Les startups allemandes obtiennent plus de financement pour l'IA et la défense

Les startups technologiques allemandes bénéficient d'un boom dans l'intelligence artificielle et la défense, attendant recevoir 7,4 milliards de dollars d'investissements cette année. Cela représente une augmentation de dix pour cent par rapport à 2024, selon un rapport de la société de capital-risque Atomico. L'Allemagne se classe deuxième en Europe derrière le Royaume-Uni.

La société de capital-risque basée à Londres, Atomico, estime dans son onzième rapport sur l'état de la scène des startups en Europe que les entreprises technologiques en Allemagne recevront environ 7,4 milliards de dollars (environ 6,4 milliards d'euros) des investisseurs cette année. Cela représente une croissance de plus de dix pour cent par rapport à 2024. À travers l'Europe, les investissements en capital-risque devraient augmenter de sept pour cent pour atteindre 44 milliards de dollars.

«La technologie n'est plus seulement un secteur économique aujourd'hui», a déclaré Tom Wehmeier, partenaire chez Atomico. «En tant que force motrice, elle façonne notre administration, notre défense, notre approvisionnement en énergie, notre banque ou notre santé aujourd'hui. »

Un tiers des fonds européens, soit 36 pour cent, va aux deep tech et à l'intelligence artificielle. Le secteur de la défense croît particulièrement fortement : les investissements dans les solutions technologiques pour l'industrie de la défense ont augmenté de 55 pour cent pour atteindre 1,6 milliard de dollars. La startup basée à Munich, Helsing, spécialisée dans l'IA pour les entreprises de défense, a levé environ 660 millions de dollars en juin.

L'Allemagne gagne également du terrain auprès des investisseurs : alors que Londres accueillait huit des dix plus grands fonds de capital-risque européens en 2024, trois fonds allemands ont accédé au top dix cette année.

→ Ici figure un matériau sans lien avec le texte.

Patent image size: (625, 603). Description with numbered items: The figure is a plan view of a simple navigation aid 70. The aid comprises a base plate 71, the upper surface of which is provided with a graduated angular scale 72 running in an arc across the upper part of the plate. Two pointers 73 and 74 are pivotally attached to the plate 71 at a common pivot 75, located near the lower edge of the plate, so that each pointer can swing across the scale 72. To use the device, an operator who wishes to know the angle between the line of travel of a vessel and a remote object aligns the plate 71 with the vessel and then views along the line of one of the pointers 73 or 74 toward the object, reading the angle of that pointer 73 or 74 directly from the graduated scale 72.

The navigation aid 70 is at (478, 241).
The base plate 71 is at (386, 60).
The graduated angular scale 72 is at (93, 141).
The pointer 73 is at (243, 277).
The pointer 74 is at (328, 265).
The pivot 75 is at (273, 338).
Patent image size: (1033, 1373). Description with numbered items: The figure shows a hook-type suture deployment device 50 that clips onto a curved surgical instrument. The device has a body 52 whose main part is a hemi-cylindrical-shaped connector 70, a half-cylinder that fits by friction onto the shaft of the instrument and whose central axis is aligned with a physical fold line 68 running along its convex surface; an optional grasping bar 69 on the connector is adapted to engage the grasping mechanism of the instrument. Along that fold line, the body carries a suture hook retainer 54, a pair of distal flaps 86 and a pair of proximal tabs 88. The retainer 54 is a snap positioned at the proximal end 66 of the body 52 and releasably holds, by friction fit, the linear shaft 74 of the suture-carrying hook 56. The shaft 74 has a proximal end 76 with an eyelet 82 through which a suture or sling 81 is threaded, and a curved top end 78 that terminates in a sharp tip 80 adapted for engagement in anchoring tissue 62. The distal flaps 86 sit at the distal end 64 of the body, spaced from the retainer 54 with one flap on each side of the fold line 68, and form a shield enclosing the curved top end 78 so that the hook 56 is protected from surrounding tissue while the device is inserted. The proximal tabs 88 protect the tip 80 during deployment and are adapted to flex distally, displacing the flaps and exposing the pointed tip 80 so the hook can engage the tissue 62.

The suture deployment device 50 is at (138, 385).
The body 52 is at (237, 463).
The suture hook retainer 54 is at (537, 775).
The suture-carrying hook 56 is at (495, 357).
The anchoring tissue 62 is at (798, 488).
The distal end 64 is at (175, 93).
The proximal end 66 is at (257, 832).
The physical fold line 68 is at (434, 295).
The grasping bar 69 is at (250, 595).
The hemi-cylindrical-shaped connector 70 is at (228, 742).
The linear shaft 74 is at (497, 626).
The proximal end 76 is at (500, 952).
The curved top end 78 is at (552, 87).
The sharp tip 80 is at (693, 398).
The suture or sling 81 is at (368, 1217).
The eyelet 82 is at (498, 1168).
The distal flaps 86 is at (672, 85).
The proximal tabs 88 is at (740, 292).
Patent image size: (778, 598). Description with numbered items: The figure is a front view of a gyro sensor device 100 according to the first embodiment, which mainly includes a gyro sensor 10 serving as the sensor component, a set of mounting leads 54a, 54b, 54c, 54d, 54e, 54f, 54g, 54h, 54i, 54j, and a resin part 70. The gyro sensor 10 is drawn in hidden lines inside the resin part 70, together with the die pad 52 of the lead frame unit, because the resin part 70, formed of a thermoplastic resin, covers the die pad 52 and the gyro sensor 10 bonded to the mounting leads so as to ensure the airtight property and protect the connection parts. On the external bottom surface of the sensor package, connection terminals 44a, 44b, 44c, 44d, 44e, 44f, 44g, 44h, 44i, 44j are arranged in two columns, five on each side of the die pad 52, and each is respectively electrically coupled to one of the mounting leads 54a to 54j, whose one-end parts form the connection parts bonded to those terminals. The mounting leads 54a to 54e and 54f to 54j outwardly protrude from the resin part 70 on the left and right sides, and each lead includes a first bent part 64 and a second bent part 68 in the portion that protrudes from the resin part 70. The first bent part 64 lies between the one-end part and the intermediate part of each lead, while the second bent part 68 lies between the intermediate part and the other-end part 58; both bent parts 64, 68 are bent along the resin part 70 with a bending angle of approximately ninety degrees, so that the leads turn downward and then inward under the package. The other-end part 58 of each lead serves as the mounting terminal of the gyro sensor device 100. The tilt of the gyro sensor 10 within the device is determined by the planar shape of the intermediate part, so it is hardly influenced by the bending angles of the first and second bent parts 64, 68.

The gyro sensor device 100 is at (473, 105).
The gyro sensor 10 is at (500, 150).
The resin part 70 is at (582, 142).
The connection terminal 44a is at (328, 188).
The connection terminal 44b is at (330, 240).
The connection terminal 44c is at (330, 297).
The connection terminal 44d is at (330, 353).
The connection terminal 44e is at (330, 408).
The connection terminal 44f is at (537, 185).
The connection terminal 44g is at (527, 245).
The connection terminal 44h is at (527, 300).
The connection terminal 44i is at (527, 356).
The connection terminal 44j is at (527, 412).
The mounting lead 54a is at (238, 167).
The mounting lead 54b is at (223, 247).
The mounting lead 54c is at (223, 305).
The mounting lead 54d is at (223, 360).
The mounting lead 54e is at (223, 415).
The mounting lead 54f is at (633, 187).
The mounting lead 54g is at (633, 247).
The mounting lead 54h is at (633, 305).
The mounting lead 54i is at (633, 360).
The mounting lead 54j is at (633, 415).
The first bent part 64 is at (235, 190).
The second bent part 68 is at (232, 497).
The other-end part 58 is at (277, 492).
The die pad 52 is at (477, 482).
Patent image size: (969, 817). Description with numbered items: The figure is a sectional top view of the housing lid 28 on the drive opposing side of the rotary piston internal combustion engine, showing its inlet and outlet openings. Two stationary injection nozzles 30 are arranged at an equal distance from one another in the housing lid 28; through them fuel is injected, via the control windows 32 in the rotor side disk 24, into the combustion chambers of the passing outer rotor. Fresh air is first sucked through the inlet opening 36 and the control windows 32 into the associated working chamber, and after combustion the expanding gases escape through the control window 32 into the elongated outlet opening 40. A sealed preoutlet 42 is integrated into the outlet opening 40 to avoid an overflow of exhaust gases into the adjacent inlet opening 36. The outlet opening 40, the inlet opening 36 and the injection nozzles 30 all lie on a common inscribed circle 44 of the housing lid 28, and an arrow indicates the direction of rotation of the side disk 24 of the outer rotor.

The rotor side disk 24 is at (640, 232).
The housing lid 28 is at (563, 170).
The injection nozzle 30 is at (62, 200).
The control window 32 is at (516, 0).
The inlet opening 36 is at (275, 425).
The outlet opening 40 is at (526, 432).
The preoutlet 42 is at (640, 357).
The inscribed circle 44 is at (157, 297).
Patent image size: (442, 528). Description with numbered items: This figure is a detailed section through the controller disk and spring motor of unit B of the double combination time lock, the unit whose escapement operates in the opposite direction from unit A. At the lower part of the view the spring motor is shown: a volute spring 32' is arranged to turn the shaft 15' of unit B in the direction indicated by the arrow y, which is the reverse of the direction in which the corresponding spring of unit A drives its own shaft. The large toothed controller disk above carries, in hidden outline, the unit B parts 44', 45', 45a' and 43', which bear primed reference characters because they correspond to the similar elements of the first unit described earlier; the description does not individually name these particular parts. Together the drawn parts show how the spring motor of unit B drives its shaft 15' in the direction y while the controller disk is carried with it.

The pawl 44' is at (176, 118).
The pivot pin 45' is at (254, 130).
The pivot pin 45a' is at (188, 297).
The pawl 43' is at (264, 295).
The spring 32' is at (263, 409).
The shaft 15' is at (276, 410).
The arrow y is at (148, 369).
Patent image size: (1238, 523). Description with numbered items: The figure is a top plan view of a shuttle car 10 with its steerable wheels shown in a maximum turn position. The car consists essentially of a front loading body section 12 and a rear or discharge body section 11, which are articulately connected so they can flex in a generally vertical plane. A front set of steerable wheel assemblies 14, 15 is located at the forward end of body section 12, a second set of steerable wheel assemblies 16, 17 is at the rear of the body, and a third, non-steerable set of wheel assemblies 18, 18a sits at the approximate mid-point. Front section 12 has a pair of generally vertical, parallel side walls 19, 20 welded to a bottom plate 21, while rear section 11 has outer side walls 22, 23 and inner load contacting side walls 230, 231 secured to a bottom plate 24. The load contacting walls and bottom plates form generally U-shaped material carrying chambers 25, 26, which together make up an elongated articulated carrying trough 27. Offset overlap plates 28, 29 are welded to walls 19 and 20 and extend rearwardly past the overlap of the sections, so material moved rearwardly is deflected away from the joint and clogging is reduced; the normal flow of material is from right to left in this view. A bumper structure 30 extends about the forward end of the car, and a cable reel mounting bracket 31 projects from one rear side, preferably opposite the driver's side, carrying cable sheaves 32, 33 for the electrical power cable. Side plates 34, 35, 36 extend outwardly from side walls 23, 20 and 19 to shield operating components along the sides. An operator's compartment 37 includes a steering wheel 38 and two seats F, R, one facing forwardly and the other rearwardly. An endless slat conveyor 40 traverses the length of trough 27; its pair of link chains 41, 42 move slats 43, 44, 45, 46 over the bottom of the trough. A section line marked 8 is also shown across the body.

Pour 2025, Atomico prévoit environ 14 milliards d'euros d'investissements en IA en Europe, avec des leaders comme DeepL de Cologne, Aleph Alpha de Heidelberg et Lovable de Stockholm. Cependant, les États-Unis sont loin devant : 146 milliards de dollars iront à l'IA là-bas cette année — plus de dix fois plus. L'Europe égalise les États-Unis en termes de startups fondées mais manque de capital. Les grandes entreprises technologiques envisagent de plus en plus de déménager aux États-Unis avec ses grands investisseurs. Les investissements en capital-risque des fonds de pension en Europe sont trois fois inférieurs à ceux des États-Unis, en particulier dans la région germanophone.

Atomico appelle l'Europe à voir l'entrepreneuriat de manière plus positive. Seulement 20 pour cent des grandes entreprises collaborent avec des startups, contre 50 pour cent aux États-Unis. Neuf pour cent des contrats publics en Europe vont aux innovations, contre 20 pour cent aux États-Unis. Les réglementations nationales fragmentent l'Europe : un cadre unifié est nécessaire pour permettre aux fondateurs de «s'établir numériquement en 48 heures, de lever des capitaux et d'opérer sans couture à travers les frontières».